As she is growing the community, her short term goals are to speak before at least ten groups by June. She feels that her age will allow for a better connection to teens dealing with the same issues she did. “Studies show that girls at six years old start hating something about their bodies,” she said. “We had many people talk to us at school, but you don’t really relate to somebody that is twice your age.”

Those groups can be girl scouts, youth groups or other community organizations. “I just want to connect with someone to personally show them what they can accomplish if they put the eating disorder behind them,” she said.

Interested groups or individuals can find information at Charlotte’s Sigmund’s Love: Empowering Strength and Inner Beauty Facebook Page. She can also be contacte by email at cnolson@crimson.ua.edu or by phone at 812-481-1407.

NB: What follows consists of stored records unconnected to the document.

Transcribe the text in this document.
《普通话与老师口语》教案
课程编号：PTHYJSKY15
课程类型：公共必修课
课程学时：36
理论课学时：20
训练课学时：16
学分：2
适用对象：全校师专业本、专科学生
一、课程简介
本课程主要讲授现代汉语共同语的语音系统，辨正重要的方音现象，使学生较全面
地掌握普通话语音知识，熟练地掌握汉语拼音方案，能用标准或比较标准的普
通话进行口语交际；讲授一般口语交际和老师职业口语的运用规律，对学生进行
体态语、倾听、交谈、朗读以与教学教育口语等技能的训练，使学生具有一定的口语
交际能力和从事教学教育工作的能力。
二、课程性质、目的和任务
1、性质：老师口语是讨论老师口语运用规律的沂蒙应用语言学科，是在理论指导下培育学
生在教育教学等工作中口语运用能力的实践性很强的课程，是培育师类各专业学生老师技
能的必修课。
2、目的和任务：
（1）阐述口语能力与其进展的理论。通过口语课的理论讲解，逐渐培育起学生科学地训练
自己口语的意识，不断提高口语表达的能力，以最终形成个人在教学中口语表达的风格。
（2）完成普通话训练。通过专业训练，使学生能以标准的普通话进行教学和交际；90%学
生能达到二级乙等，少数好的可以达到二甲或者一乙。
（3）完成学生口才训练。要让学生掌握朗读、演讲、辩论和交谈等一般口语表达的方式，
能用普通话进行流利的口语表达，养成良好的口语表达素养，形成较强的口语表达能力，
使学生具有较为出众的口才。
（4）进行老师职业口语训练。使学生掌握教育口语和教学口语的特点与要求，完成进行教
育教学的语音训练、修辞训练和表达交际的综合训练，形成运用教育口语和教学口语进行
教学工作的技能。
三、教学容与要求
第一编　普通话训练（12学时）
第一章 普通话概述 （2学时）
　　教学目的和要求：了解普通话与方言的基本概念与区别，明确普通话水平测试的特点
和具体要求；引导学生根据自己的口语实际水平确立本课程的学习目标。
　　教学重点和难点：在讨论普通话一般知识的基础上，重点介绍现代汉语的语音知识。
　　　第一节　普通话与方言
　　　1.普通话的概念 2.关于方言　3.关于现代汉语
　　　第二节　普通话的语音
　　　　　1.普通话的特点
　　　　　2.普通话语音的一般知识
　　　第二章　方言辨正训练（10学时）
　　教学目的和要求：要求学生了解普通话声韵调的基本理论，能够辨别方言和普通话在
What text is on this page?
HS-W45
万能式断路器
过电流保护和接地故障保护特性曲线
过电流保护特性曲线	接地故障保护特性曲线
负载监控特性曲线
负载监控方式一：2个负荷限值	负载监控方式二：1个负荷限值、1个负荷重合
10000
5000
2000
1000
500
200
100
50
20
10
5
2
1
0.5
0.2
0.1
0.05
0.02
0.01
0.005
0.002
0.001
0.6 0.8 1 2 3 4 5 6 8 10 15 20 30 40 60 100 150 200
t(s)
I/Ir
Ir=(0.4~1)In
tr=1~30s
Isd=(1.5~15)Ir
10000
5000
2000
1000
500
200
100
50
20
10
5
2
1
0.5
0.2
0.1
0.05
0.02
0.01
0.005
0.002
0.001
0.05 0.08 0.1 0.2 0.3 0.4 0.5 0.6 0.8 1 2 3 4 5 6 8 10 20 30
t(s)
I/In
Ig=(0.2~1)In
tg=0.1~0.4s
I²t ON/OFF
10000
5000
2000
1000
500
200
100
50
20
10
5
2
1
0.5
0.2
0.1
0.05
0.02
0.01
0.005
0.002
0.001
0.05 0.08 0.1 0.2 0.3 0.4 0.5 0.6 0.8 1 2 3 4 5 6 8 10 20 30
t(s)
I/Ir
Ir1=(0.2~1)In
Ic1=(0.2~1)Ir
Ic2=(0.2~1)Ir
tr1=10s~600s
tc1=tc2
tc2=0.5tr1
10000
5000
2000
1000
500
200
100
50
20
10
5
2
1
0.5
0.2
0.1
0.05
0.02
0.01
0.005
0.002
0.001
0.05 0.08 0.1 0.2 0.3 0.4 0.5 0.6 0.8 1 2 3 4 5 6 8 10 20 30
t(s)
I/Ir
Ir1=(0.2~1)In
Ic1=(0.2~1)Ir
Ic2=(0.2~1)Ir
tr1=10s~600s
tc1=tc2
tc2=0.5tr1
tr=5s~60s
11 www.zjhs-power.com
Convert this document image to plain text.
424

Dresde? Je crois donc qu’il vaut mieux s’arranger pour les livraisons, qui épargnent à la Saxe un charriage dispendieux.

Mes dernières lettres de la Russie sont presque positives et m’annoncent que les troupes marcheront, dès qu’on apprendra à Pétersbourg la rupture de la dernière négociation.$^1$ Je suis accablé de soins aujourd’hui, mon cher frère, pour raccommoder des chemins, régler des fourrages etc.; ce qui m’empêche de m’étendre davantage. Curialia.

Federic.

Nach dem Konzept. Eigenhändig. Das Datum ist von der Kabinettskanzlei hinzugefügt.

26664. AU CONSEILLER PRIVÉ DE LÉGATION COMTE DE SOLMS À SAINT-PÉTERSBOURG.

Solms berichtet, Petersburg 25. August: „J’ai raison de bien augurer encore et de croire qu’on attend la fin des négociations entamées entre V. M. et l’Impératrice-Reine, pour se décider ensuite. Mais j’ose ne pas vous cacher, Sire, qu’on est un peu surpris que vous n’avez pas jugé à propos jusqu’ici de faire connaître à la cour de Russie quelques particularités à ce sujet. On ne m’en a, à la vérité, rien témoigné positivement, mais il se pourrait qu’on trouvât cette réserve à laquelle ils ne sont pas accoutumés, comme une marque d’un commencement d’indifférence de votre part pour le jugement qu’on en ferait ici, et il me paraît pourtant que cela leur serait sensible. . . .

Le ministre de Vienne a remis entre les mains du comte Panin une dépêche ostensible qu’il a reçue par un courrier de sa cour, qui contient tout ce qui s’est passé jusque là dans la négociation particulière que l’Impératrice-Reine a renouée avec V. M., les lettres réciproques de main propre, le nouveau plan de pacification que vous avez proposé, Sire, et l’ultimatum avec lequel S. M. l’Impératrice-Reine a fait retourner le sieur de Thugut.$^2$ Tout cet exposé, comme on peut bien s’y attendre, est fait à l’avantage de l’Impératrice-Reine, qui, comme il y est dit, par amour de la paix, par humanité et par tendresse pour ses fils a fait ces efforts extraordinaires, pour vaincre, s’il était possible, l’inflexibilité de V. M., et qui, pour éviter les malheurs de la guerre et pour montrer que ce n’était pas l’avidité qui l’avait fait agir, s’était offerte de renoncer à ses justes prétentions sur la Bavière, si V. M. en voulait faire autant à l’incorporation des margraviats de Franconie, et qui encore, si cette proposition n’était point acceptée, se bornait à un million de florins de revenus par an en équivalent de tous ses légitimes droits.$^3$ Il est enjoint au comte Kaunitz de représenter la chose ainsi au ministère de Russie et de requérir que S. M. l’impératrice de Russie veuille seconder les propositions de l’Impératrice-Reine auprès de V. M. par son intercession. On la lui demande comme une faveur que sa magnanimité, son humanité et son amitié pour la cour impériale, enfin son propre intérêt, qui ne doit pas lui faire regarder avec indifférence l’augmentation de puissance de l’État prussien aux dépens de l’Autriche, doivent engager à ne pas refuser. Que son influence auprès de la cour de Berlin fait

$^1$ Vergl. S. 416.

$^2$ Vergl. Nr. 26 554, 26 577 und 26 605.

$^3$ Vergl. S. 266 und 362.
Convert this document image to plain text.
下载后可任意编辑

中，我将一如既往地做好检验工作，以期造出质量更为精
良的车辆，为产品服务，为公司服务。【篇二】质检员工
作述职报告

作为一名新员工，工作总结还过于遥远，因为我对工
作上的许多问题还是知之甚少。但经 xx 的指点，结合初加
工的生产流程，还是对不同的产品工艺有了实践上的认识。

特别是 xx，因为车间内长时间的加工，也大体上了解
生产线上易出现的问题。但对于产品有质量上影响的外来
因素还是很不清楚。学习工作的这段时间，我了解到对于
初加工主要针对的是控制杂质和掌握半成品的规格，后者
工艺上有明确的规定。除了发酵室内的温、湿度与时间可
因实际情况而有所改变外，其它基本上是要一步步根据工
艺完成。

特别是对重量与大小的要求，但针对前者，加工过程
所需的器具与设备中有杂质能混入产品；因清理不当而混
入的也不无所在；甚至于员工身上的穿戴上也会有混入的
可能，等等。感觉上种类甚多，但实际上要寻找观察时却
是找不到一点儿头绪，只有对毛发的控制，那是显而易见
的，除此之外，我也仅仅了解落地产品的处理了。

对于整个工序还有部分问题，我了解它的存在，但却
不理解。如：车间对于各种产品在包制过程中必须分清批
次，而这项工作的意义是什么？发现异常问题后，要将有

The statistics on eating disorders are frightening.

According to the National Association of Annorexia Nervosa and Other Eating Disorders, over 24 million people are affected by eating disorders. Anorexia is the third most common chronic illness among adolescents. Over 95 percent of those who have eating disorders are between the ages of 12 and 25. Over one-half of teenage girls and nearly one-third of teenage boys use unhealthy weight control behaviors such as skipping meals, fasting, smoking cigarettes, vomiting, and taking laxatives.

Editor’s note: Although Sigmund is the inspiration for the new organization, he did not battle an eating disorder.